Charlie Funk
Charlie Funk

Years ago I asked a business associate to play tennis one weekend. He was skilled; I had had two or three lessons. Besides, I'd stayed at a Holiday Inn Express the night before, so I had that going for me.

He beat me like a rented mule. In a post-mortem over a beer, I asked him how I could improve my game. He said, "Stay out of no man's land."

He went on to explain that offensive players play at the net. Defensive players play at the baseline. Those in the middle are in "no man's land," and we know what happens there.

The retail channel finds itself in a similar situation today.

Some very small-volume agents/agencies may not depend on travel income for living expenses.

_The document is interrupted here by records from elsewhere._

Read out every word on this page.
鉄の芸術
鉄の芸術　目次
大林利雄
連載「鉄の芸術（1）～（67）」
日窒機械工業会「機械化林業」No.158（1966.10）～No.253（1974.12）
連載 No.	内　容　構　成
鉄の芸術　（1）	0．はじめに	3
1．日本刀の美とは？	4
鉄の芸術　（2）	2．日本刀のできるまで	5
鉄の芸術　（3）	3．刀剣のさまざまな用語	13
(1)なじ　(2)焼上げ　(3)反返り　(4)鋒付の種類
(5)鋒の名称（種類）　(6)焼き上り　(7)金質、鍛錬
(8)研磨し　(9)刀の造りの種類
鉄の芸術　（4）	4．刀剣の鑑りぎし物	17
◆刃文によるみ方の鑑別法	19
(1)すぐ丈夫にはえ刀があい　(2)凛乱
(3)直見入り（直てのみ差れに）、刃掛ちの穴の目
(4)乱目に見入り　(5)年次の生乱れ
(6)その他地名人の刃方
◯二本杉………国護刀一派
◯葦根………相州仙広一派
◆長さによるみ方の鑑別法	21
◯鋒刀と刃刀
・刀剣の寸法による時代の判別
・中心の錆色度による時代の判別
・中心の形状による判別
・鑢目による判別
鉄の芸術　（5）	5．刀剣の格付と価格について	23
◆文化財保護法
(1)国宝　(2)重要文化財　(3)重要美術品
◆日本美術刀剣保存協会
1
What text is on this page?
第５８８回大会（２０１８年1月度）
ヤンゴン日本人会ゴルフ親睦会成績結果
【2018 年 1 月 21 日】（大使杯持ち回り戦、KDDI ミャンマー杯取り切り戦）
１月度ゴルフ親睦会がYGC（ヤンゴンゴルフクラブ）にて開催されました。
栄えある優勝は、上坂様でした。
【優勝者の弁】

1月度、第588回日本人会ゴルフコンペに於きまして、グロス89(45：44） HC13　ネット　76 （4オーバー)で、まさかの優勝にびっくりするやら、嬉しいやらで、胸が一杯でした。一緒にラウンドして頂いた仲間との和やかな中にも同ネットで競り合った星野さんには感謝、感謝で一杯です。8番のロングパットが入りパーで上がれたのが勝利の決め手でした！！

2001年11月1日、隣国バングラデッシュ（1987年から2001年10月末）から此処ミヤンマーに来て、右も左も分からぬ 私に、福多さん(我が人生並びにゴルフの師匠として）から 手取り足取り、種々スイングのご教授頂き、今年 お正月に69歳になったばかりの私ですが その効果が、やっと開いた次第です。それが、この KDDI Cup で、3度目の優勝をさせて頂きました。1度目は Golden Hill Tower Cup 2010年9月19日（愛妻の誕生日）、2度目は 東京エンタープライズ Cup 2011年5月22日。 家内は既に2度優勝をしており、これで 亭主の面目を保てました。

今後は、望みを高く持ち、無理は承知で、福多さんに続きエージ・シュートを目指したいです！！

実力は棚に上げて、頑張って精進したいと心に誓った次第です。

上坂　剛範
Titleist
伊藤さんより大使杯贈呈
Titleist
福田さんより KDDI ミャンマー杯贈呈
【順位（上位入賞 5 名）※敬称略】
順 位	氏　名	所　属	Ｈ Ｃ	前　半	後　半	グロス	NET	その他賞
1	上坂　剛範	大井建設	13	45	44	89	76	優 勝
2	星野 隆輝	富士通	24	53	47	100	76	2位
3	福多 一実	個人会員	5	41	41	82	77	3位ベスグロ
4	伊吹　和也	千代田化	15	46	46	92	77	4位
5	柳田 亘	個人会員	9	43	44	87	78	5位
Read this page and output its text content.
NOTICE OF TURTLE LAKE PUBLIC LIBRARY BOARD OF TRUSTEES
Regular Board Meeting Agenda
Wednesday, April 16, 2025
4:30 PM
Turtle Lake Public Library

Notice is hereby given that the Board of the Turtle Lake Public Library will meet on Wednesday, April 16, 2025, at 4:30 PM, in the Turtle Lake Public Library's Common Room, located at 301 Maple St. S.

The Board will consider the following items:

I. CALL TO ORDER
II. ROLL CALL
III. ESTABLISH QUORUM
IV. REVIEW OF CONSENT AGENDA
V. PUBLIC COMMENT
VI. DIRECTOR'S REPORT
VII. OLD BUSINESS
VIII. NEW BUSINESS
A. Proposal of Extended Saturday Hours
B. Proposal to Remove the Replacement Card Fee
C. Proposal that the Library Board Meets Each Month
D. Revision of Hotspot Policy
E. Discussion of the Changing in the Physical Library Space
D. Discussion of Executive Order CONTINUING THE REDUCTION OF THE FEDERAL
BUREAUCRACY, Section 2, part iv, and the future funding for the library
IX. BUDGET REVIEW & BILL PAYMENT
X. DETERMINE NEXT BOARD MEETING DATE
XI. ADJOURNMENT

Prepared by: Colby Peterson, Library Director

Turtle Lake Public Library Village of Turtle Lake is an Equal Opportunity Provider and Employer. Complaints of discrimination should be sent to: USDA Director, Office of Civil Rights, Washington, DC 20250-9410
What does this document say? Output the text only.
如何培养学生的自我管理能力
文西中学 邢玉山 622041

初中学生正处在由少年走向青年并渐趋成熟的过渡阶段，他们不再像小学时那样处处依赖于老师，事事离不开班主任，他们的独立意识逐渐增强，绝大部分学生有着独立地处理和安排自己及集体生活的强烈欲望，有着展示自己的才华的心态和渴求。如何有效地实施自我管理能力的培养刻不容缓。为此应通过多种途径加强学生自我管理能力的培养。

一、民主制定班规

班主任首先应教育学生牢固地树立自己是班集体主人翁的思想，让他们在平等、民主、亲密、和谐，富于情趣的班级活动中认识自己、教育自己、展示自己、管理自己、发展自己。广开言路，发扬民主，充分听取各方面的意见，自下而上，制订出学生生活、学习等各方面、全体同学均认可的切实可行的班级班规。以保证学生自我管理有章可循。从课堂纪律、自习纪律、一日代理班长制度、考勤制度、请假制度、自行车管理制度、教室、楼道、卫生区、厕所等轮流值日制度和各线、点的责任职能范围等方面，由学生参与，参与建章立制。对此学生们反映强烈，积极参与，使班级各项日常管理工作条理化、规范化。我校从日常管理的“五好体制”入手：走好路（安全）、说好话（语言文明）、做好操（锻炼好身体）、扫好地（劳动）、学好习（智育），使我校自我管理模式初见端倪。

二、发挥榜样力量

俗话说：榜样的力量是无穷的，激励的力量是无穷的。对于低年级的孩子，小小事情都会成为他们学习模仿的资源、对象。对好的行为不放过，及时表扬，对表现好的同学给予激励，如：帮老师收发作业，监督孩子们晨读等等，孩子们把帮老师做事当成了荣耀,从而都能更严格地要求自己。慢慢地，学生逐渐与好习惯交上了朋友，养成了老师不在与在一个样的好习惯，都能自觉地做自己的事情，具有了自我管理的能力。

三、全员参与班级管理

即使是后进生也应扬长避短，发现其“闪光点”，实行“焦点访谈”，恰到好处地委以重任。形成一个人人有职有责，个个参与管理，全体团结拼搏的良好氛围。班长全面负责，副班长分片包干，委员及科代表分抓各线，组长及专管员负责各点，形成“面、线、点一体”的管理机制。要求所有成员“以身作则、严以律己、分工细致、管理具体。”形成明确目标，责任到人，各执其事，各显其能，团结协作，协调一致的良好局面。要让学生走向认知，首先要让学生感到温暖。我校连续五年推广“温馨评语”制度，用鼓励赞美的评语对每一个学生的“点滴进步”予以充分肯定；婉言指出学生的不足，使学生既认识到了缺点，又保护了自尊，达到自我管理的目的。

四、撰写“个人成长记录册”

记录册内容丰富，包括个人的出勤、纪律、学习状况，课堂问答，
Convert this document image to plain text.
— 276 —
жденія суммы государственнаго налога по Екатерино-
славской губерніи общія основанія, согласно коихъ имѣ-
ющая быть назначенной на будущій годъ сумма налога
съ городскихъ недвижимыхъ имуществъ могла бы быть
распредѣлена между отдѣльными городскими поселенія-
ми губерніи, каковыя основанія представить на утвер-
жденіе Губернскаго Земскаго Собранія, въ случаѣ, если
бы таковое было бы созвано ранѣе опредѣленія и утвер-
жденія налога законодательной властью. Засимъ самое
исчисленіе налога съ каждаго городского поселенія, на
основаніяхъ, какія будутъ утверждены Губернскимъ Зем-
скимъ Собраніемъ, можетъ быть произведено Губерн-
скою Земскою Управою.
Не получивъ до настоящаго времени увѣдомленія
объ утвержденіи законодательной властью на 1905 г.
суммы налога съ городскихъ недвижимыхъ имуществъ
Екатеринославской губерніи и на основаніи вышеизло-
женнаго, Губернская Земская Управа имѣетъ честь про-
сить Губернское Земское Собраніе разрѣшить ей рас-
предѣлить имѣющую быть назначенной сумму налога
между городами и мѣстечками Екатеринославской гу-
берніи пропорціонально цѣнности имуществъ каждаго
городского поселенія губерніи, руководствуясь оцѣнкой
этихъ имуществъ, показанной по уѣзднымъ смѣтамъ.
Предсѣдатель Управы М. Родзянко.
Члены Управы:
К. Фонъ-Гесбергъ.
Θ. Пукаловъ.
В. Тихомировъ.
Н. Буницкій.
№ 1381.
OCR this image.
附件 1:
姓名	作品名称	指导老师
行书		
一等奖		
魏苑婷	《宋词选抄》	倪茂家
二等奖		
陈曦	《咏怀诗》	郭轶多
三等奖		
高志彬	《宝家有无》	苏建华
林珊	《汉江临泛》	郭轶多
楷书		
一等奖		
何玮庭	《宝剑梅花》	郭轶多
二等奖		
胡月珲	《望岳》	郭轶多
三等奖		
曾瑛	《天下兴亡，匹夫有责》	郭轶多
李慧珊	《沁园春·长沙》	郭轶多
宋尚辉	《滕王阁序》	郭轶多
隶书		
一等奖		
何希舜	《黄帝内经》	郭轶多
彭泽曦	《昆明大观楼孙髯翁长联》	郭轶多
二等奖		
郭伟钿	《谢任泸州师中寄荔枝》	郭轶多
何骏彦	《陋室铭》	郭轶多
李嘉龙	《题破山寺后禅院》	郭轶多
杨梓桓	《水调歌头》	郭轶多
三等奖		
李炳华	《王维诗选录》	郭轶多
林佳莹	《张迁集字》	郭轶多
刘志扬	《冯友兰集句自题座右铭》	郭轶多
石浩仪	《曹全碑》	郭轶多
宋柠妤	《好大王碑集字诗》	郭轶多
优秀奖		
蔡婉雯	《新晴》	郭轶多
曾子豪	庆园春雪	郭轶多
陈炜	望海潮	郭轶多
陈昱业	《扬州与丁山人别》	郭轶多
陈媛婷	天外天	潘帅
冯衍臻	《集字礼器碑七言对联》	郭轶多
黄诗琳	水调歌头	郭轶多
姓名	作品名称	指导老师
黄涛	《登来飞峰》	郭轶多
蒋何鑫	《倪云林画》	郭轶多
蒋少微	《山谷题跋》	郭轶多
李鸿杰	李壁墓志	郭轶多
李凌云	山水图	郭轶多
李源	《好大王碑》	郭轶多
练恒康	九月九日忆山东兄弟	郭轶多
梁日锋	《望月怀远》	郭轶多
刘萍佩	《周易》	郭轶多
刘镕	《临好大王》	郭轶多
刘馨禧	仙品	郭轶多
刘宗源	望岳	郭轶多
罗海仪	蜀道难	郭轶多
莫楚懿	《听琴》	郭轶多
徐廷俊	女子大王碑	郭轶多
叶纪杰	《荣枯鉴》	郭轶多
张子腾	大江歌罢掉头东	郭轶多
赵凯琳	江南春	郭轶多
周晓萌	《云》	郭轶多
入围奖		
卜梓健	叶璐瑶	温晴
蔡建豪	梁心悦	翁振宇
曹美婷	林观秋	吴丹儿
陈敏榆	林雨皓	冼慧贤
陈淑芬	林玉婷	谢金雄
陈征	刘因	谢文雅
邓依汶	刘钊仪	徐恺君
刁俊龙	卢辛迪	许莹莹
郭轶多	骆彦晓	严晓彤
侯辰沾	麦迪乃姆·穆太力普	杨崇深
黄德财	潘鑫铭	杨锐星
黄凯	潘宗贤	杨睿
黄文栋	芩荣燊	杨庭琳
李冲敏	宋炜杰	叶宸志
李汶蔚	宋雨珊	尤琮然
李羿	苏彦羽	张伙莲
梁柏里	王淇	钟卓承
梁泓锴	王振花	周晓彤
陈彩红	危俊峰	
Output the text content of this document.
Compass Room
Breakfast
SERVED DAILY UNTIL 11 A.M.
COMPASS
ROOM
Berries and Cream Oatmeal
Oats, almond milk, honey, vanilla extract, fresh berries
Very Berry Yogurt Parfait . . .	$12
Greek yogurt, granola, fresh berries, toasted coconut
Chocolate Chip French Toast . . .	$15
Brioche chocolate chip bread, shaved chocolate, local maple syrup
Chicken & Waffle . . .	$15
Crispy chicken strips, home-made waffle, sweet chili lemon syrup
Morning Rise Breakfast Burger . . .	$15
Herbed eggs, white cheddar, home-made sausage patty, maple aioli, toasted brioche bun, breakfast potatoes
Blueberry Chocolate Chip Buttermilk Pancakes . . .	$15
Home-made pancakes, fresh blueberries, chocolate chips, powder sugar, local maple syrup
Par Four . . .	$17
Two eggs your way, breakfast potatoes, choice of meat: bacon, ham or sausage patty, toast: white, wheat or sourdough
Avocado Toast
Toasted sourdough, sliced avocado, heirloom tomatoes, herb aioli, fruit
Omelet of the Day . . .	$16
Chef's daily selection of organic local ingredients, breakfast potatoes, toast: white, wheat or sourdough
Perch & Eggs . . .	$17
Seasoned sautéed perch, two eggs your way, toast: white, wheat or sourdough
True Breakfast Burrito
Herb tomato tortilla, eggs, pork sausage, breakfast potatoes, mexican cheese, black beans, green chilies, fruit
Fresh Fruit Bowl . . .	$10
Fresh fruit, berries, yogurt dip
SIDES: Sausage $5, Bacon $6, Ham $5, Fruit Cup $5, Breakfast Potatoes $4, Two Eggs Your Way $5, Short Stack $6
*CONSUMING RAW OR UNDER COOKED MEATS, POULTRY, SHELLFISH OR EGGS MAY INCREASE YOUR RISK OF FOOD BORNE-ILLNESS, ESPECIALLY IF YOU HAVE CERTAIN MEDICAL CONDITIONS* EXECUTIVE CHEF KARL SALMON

Many very large agencies have a stronger cash position or access to capital markets to secure loans sufficient to operate until travel ramps up and commissions begin flowing again.

Then we have the agents and agencies caught in no man's land. What are they to do to keep their doors open and maintain their most valuable asset: their staff? Simply put, whatever it takes.

What have some agencies done?

  • Move home, negotiate with the landlord for rent abatement or forgiveness. It may be necessary to assure the landlord you will move back.
  • Stop paying themselves or reduce pay to bare bones.
  • Negotiate extended payments with all suppliers.
  • Be alert for low-interest or forgivable loans at the federal, state and local level. We qualified for enough Paycheck Protection Program money and local funds from the Cares Act to carry us for five months. Additionally, our state, Tennessee, has announced a round of loans that will give us another three months. Do not assume there is no other money available. 
  • Change providers for any services you can, even if the savings is only $50 a month. We dropped our communications provider and saved $65 a month. 
  • Explore reducing employee hours by 20%.
  • Change employee compensation plans to straight commission.
  • Furlough employees if there is no other alternative. Some large agencies have furloughed or outright laid off up to 94% of their booking agents.
  • Consider merging with or selling your business to another agency. It's a hard choice to make, and there has not been a worse time to sell in at least 40 years, but sometimes it is necessary to step back and banish emotions from the business decision-making process. Check out fellow Travel Weekly columnist Mark Pestronk online; he has written various scenarios about how this can work.
  • Lobby your members of Congress and senators to expedite passage of Senate bill S-3814 and House resolution H.R. 7481. Collectively known as Restart, this is the single most critical measure before Congress. It will fend off the collapse of many small-business industries, including the retail travel channel.

It's like this: If you are reading this, you are a survivor. If you have been doing this for 20 years, you are a triple survivor. Don't give up, but don't close your eyes to solutions that don't fit the mold.